I just discovered that my mothers cousins grandson is engaged to Zimbabwe’s top olympiad, I’m very proud.
i have listened to that plain white t’s song about delilah, who went to the olympics last time in steeplechase, i think? so i have a comparable connection to the olympics my friend
it counts in my mind
A medal for fencing would just be a great thing to force into conversations. Fencing talked about anywhere is great really.
fencing is the SH*T. seriously. how cool is that sport? i love the graphic punch of the white players against the black background, the quiet, the elegance. i got as far as calling a salle in town before learning the bit about the thighs on google
Hilarious! Sorry about your tailbone.
me too! the perils of childbirth. bouncing on my donut right now
I wish I was more into the olympics, I really do… I’ve tried! I just get all bored and glassy eyed while watching. Over the years it’s just become more of a inconvenience, since it’s the topic of discussion for most people, and I never have anything to say beyond everything I just said in this comment…
That said, if I had to pick an olympic sport to contend in, it’d have to be something new. Pothole digging, for example. Or the “Ice Cream Face Stuffing”. I could probably take home at least a bronze in that one…

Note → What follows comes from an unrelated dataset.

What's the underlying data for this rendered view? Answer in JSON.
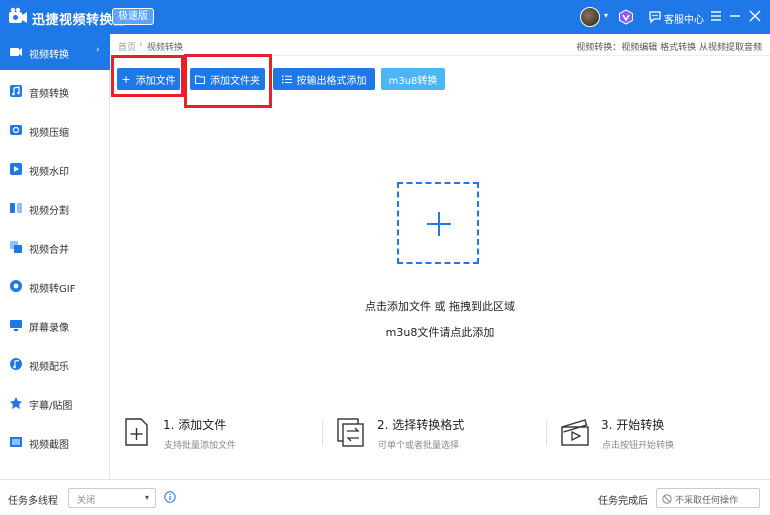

you know, i think NBC has really done well with its coverage this go-around, very few of those sob story human interest pieces and more of the action. i mean, it would be refreshing if they showed any non-US athletes competing, but i guess there are time constraints in prime time. which is all just to say that you might give the olympics another go. it also helps if you watch in 4-hour stretches like we do. once you are that committed you can’t help but give into it completely
Nice try, Yoona. Matt, I’m with ya on this one. Watching swimming on tv is worse than watching paint dry. Seriously. You are not alone. :>
nothing involving semi-nude bodies in peak physical condition can be that dull. i stand by my conviction
I have to be honest, I’m not interested in sport at all and I happen to live in a suburb of London. If anything I can’t wait for it all to be over! The problem is everything that surrounds it, which sport seems to have come second to, the logisitics, promotion, sponsorship, transport issues, bad behaviour, etc., etc. I do think it’s a shame that being inspired to get involved in the way that you describe it has been overshadowed by controversies and problems but I think the chances of many in the UK becoming reformed couch potatoes is slim! In fact the mention of “reformed” and “potatoes” in the same sentence makes me drool… That was one of the aims of having it in the UK but as much as I admire Jessica Ennis and wonder at her abs I actually want to look like Angelina Jolie! In recent days I have also begun to wonder if events that the UK can win have been invented, I mean, what on earth is a “keirin”? “Double sculls”? I had no idea we did all this stuff. I haven’t gone out of my way to watch it but it has been unavoidable and tends to be on in the background. I know from past experience that I can sit through coverage of any sporting event as long as I have enough pizza/popcorn/cornchips to get me through it, washed down with a diet soft drink of course. Here’s to ice cream stuffing!
London has done a lovely job! We outsiders think it all very grand and exciting. But I can only imagine the inconvenience to the residents who have to live with all the excitement.
Your comment made me think of the Seoul Olympics in 88, when every Korean anywhere was so proud to have our moment on the world stage and show everyone what we were a thriving nation capable of pulling off a great Olympics. I am still so proud of what we accomplished. I think that’s the great thing about having the Olympics in more developing nations. I’m excited for brazil!